Procedural / next steps
- LSLI conducts study and issues report with recommendations to the House (timeline not provided).
- The House may use the LSLI report as the basis for drafting draft statutory amendments to the LPLA, introducing follow‑on legislation to adopt, adapt, or reject the recommendations.
- Because this resolution is advisory, no immediate change to liability law occurs until subsequent legislation is enacted.

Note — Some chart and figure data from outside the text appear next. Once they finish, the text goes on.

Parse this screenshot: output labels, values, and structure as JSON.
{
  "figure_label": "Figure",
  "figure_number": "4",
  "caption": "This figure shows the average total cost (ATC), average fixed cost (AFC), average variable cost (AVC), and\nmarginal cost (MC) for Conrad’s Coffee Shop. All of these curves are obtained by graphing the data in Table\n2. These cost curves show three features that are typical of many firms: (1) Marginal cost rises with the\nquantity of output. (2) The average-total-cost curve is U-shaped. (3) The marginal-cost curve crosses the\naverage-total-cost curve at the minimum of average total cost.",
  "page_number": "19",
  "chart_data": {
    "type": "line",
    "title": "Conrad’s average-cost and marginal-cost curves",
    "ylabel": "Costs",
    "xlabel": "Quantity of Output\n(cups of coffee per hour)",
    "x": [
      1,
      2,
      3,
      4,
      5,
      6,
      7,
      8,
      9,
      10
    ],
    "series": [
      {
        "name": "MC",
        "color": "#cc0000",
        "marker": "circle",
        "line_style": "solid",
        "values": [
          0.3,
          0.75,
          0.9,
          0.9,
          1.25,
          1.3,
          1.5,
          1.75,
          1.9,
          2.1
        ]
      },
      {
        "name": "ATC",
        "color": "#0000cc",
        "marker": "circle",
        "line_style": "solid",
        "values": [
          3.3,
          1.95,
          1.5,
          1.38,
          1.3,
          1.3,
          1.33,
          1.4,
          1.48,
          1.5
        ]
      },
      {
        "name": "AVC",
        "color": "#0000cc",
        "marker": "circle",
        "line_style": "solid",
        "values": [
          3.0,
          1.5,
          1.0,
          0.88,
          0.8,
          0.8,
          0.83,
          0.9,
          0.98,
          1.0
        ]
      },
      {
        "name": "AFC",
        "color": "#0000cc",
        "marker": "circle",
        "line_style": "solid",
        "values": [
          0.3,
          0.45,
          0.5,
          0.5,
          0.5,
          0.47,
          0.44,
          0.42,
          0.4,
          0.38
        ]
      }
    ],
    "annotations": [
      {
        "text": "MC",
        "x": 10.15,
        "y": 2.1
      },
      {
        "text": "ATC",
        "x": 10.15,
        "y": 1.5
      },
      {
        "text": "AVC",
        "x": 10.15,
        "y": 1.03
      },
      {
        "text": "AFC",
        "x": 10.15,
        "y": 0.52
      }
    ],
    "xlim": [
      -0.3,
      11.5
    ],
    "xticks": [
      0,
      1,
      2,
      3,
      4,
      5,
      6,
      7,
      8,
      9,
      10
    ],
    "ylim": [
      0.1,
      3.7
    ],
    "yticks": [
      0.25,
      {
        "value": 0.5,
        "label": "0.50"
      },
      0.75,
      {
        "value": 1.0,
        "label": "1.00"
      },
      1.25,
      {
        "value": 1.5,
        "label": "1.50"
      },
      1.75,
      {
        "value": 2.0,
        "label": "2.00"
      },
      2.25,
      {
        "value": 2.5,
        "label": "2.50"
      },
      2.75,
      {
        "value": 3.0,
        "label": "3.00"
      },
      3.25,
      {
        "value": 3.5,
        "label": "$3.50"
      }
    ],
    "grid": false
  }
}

Key considerations likely to arise from the study
- Definitional scope (what counts as a “digital product”).
- Choice between extending strict products‑liability principles to software or applying negligence/consumer‑protection frameworks.
- Treatment of updates, patches, and post‑sale duties.
- Allocation of liability among hardware manufacturers, software suppliers, and service providers.
- Impact on innovation, costs, and insurance markets.

Note: The provided document bundle includes multiple unrelated resolution texts from various states; this summary focuses on the stated Louisiana study request regarding digital products and the LPLA.

Compiled from official sources — confirm details with the bill’s official record.